Long-running processes — Some tutorial steps involve starting a web server or other background process. The Executor handles these specially: it starts the process in the background, watches its output for a readiness signal (like Now listening on), and keeps it running for later HTTP assertion steps.


Step Types

The test plan uses four types of steps, each representing a different kind of instruction a tutorial can contain.

Command — A terminal command to run. Can include an expected exit code and file creation expectations. Long-running commands (like dotnet run) are flagged separately so the Executor knows not to wait for them to exit.

File Operation — Create, modify, or delete a file or directory. When creating a file, the step includes the full file content.

Code Change — Apply a specific code modification to an existing file. This can be a targeted find-and-replace (when you know the exact code to look for) or a full file replacement (when the tutorial shows a complete updated version of the file).

Expectation — Assert that something is true about the current state. There are three assertion types:

  • Build assertion — verifies that dotnet build succeeds
  • HTTP assertion — makes a request to a URL and checks the response (status code, body content)
  • Database assertion — queries the database and checks the result

Developer Personas

The --persona flag changes how the AI agent behaves when it runs into problems.

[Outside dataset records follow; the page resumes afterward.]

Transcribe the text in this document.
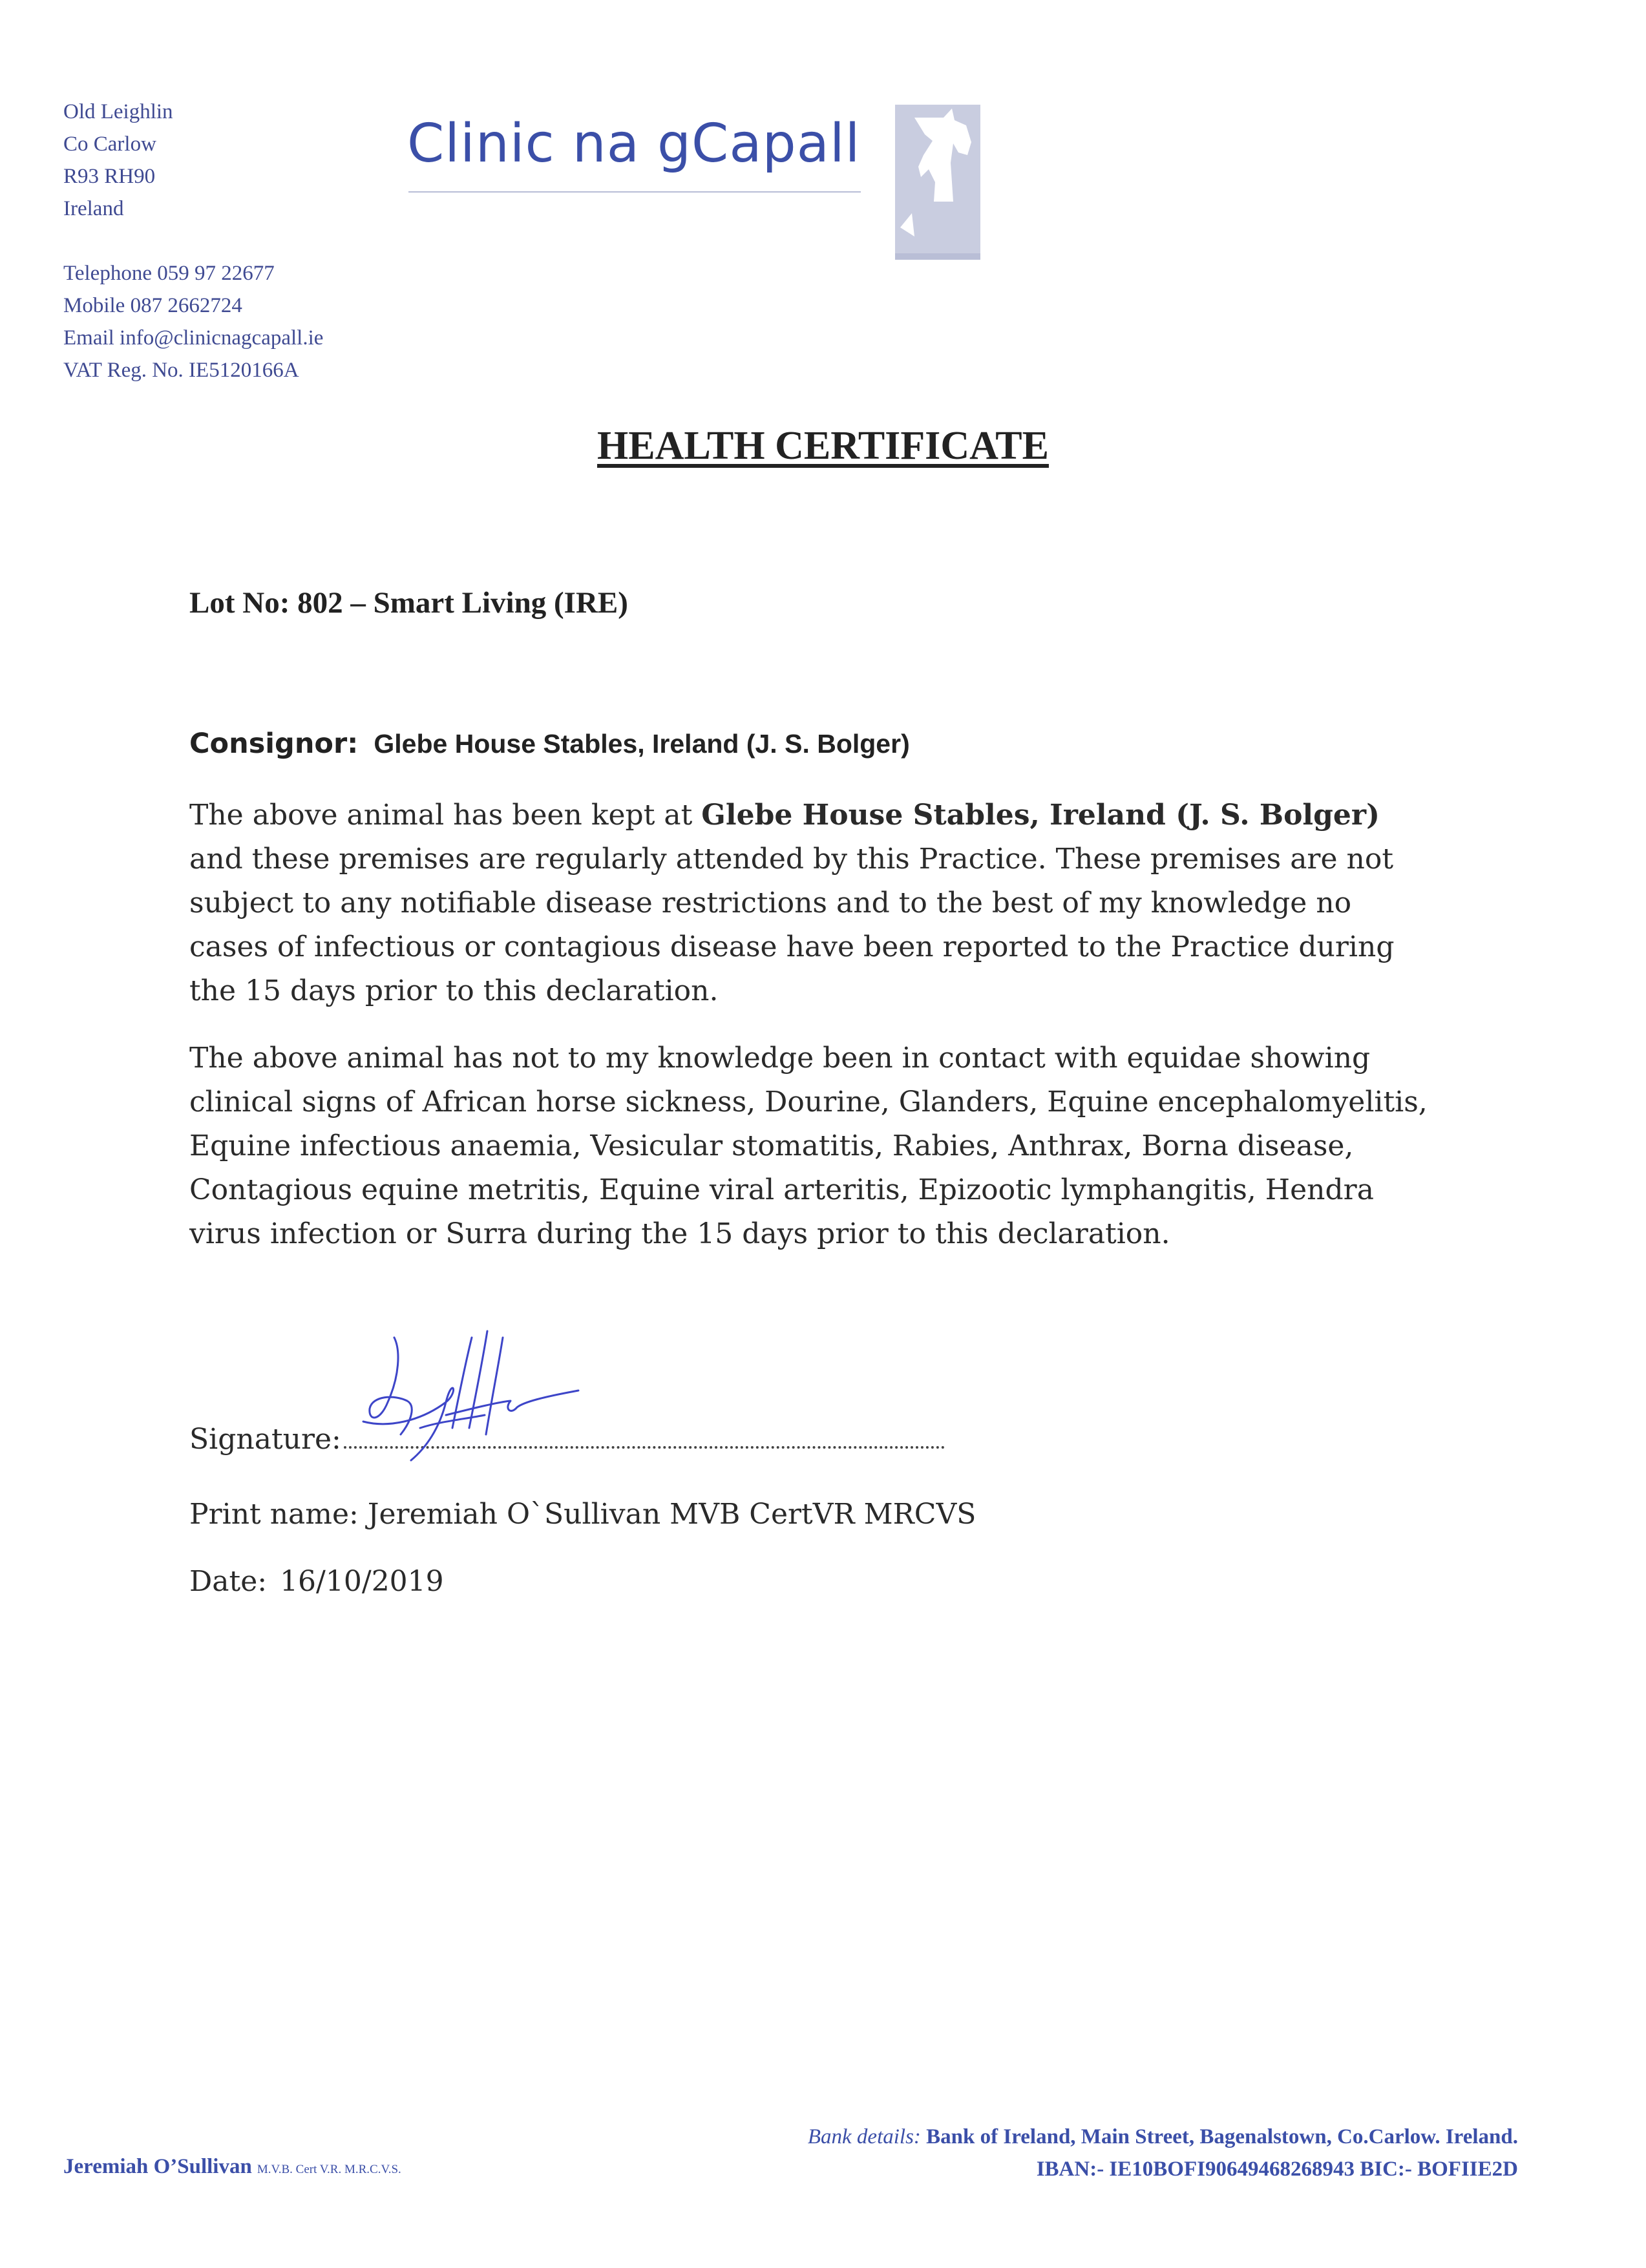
Old Leighlin
Co Carlow
R93 RH90
Ireland
Telephone 059 97 22677
Mobile 087 2662724
Email info@clinicnagcapall.ie
VAT Reg. No. IE5120166A
Clinic na gCapall
HEALTH CERTIFICATE
Lot No: 802 – Smart Living (IRE)
Consignor: Glebe House Stables, Ireland (J. S. Bolger)
The above animal has been kept at Glebe House Stables, Ireland (J. S. Bolger) and these premises are regularly attended by this Practice. These premises are not subject to any notifiable disease restrictions and to the best of my knowledge no cases of infectious or contagious disease have been reported to the Practice during the 15 days prior to this declaration.
The above animal has not to my knowledge been in contact with equidae showing clinical signs of African horse sickness, Dourine, Glanders, Equine encephalomyelitis, Equine infectious anaemia, Vesicular stomatitis, Rabies, Anthrax, Borna disease, Contagious equine metritis, Equine viral arteritis, Epizootic lymphangitis, Hendra virus infection or Surra during the 15 days prior to this declaration.
Signature:
Print name: Jeremiah O`Sullivan MVB CertVR MRCVS
Date: 16/10/2019
Jeremiah O’Sullivan M.V.B. Cert V.R. M.R.C.V.S.
Bank details: Bank of Ireland, Main Street, Bagenalstown, Co.Carlow. Ireland.
IBAN:- IE10BOFI90649468268943 BIC:- BOFIIE2D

This lets you test your tutorial at different levels of strictness.

Junior — Follows instructions literally. Adds using statements when a type is unrecognized, but makes no other assumptions. If the tutorial is ambiguous or incomplete, it fails.

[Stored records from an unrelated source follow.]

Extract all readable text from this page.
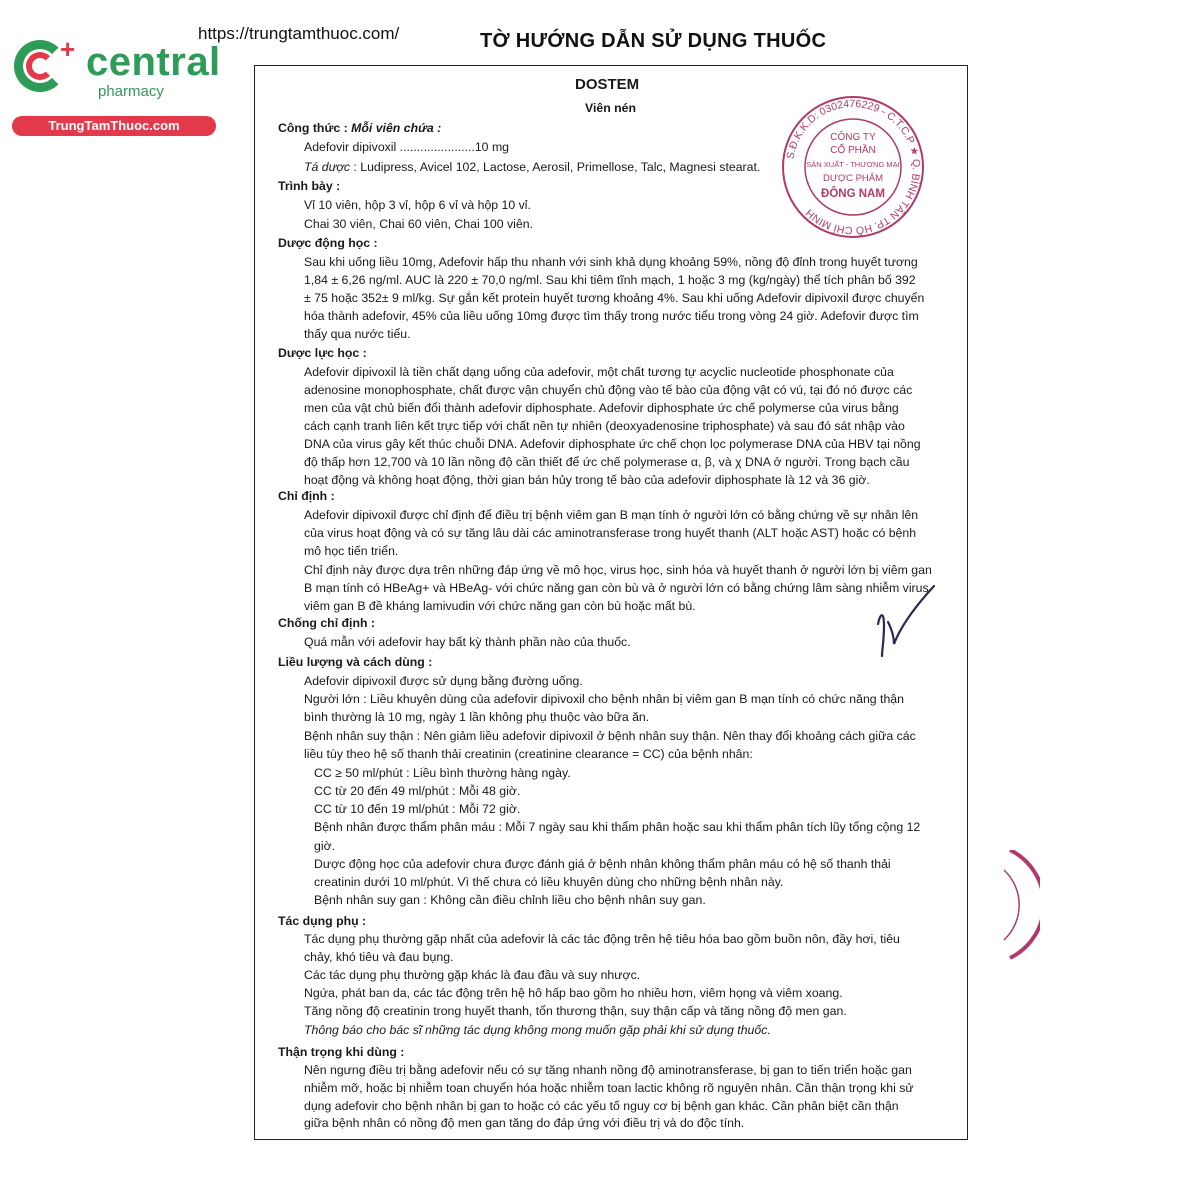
+ central
pharmacy
TrungTamThuoc.com
https://trungtamthuoc.com/	TỜ HƯỚNG DẪN SỬ DỤNG THUỐC
S.Đ.K.K.D: 0302476229 - C.T.C.P ★ Q. BÌNH TÂN TP. HỒ CHÍ MINH
CÔNG TY
CỔ PHẦN
SẢN XUẤT - THƯƠNG MẠI
DƯỢC PHẨM
ĐÔNG NAM
DOSTEM
Viên nén
Công thức : Mỗi viên chứa :
Adefovir dipivoxil ......................10 mg
Tá dược : Ludipress, Avicel 102, Lactose, Aerosil, Primellose, Talc, Magnesi stearat.
Trình bày :
Vỉ 10 viên, hộp 3 vỉ, hộp 6 vỉ và hộp 10 vỉ.
Chai 30 viên, Chai 60 viên, Chai 100 viên.
Dược động học :
Sau khi uống liều 10mg, Adefovir hấp thu nhanh với sinh khả dụng khoảng 59%, nồng độ đỉnh trong huyết tương
1,84 ± 6,26 ng/ml. AUC là 220 ± 70,0 ng/ml. Sau khi tiêm tĩnh mạch, 1 hoặc 3 mg (kg/ngày) thể tích phân bố 392
± 75 hoặc 352± 9 ml/kg. Sự gắn kết protein huyết tương khoảng 4%. Sau khi uống Adefovir dipivoxil được chuyển
hóa thành adefovir, 45% của liều uống 10mg được tìm thấy trong nước tiểu trong vòng 24 giờ. Adefovir được tìm
thấy qua nước tiểu.
Dược lực học :
Adefovir dipivoxil là tiền chất dạng uống của adefovir, một chất tương tự acyclic nucleotide phosphonate của
adenosine monophosphate, chất được vận chuyển chủ động vào tế bào của động vật có vú, tại đó nó được các
men của vật chủ biến đổi thành adefovir diphosphate. Adefovir diphosphate ức chế polymerse của virus bằng
cách cạnh tranh liên kết trực tiếp với chất nền tự nhiên (deoxyadenosine triphosphate) và sau đó sát nhập vào
DNA của virus gây kết thúc chuỗi DNA. Adefovir diphosphate ức chế chọn lọc polymerase DNA của HBV tại nồng
độ thấp hơn 12,700 và 10 lần nồng độ cần thiết để ức chế polymerase α, β, và χ DNA ở người. Trong bạch cầu
hoạt động và không hoạt động, thời gian bán hủy trong tế bào của adefovir diphosphate là 12 và 36 giờ.
Chỉ định :
Adefovir dipivoxil được chỉ định để điều trị bệnh viêm gan B mạn tính ở người lớn có bằng chứng về sự nhân lên
của virus hoạt động và có sự tăng lâu dài các aminotransferase trong huyết thanh (ALT hoặc AST) hoặc có bệnh
mô học tiến triển.
Chỉ định này được dựa trên những đáp ứng về mô học, virus học, sinh hóa và huyết thanh ở người lớn bị viêm gan
B mạn tính có HBeAg+ và HBeAg- với chức năng gan còn bù và ở người lớn có bằng chứng lâm sàng nhiễm virus
viêm gan B đề kháng lamivudin với chức năng gan còn bù hoặc mất bù.
Chống chỉ định :
Quá mẫn với adefovir hay bất kỳ thành phần nào của thuốc.
Liều lượng và cách dùng :
Adefovir dipivoxil được sử dụng bằng đường uống.
Người lớn : Liều khuyên dùng của adefovir dipivoxil cho bệnh nhân bị viêm gan B mạn tính có chức năng thận
bình thường là 10 mg, ngày 1 lần không phụ thuộc vào bữa ăn.
Bệnh nhân suy thận : Nên giảm liều adefovir dipivoxil ở bệnh nhân suy thận. Nên thay đổi khoảng cách giữa các
liều tùy theo hệ số thanh thải creatinin (creatinine clearance = CC) của bệnh nhân:
CC ≥ 50 ml/phút : Liều bình thường hàng ngày.
CC từ 20 đến 49 ml/phút : Mỗi 48 giờ.
CC từ 10 đến 19 ml/phút : Mỗi 72 giờ.
Bệnh nhân được thẩm phân máu : Mỗi 7 ngày sau khi thẩm phân hoặc sau khi thẩm phân tích lũy tổng cộng 12
giờ.
Dược động học của adefovir chưa được đánh giá ở bệnh nhân không thẩm phân máu có hệ số thanh thải
creatinin dưới 10 ml/phút. Vì thế chưa có liều khuyên dùng cho những bệnh nhân này.
Bệnh nhân suy gan : Không cần điều chỉnh liều cho bệnh nhân suy gan.
Tác dụng phụ :
Tác dụng phụ thường gặp nhất của adefovir là các tác động trên hệ tiêu hóa bao gồm buồn nôn, đầy hơi, tiêu
chảy, khó tiêu và đau bụng.
Các tác dụng phụ thường gặp khác là đau đầu và suy nhược.
Ngứa, phát ban da, các tác động trên hệ hô hấp bao gồm ho nhiều hơn, viêm họng và viêm xoang.
Tăng nồng độ creatinin trong huyết thanh, tổn thương thận, suy thận cấp và tăng nồng độ men gan.
Thông báo cho bác sĩ những tác dụng không mong muốn gặp phải khi sử dụng thuốc.
Thận trọng khi dùng :
Nên ngưng điều trị bằng adefovir nếu có sự tăng nhanh nồng độ aminotransferase, bị gan to tiến triển hoặc gan
nhiễm mỡ, hoặc bị nhiễm toan chuyển hóa hoặc nhiễm toan lactic không rõ nguyên nhân. Cần thận trọng khi sử
dụng adefovir cho bệnh nhân bị gan to hoặc có các yếu tố nguy cơ bị bệnh gan khác. Cần phân biệt cần thận
giữa bệnh nhân có nồng độ men gan tăng do đáp ứng với điều trị và do độc tính.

Mid (default) — Has solid knowledge of the tech stack (C#, .NET, etc.) but no framework-specific knowledge (e.g., no knowledge of ABP internals). Understands patterns well enough to match code correctly and handle edge cases in find-and-replace operations, but won't try to fix things the tutorial doesn't address.

Senior — Expert in the full stack including the framework. When something fails, it diagnoses the problem, attempts a fix, and retries up to 3 times. Every fix it makes is documented in the results — these represent potential improvements to the tutorial.

The persona system exists because different questions require different answers. To find documentation gaps, use junior or mid. To validate the overall flow and check what an expert can work around, use senior.


Output Files

After a run, the output directory contains:

File What it contains
scraped/ The raw Markdown converted from the tutorial pages
testplan.json The structured test plan extracted from the tutorial
results/validation-result.json Per-step pass/fail status with timing and error details
results/validation-report.json Human-readable report with diagnostics and failure context
logs/ Full console output from the Executor
summary.json Top-level summary: overall status, tutorial name, duration, paths to all files

Docker vs Local Mode

Docker mode (the default) runs the Executor inside a container. This means:

  • The tutorial's commands run in a clean, reproducible environment
  • Any mess created during execution stays inside the container
  • The container comes pre-installed with .NET 10, Node.js 20, the ABP CLI, and the EF Core CLI
  • A SQL Server instance runs as a sidecar container for tutorials that need a database

Local mode (--local flag) runs the Executor directly on your machine. This is faster to start because there's no container build step, but it means tutorial commands run against your local environment. Use this if you already have the required tools installed and want a quicker feedback loop, or if Docker is not available.


Notifications

After execution, the Reporter can send notifications through two channels:

Email — An HTML report is formatted and sent via SMTP. The report includes the overall result, a table of all steps with their status, and detailed diagnostics for any failures.

Discord — A summary message is posted to a Discord webhook. Useful for team monitoring in CI/CD pipelines.

Both channels are configured in appsettings.json and can be disabled independently.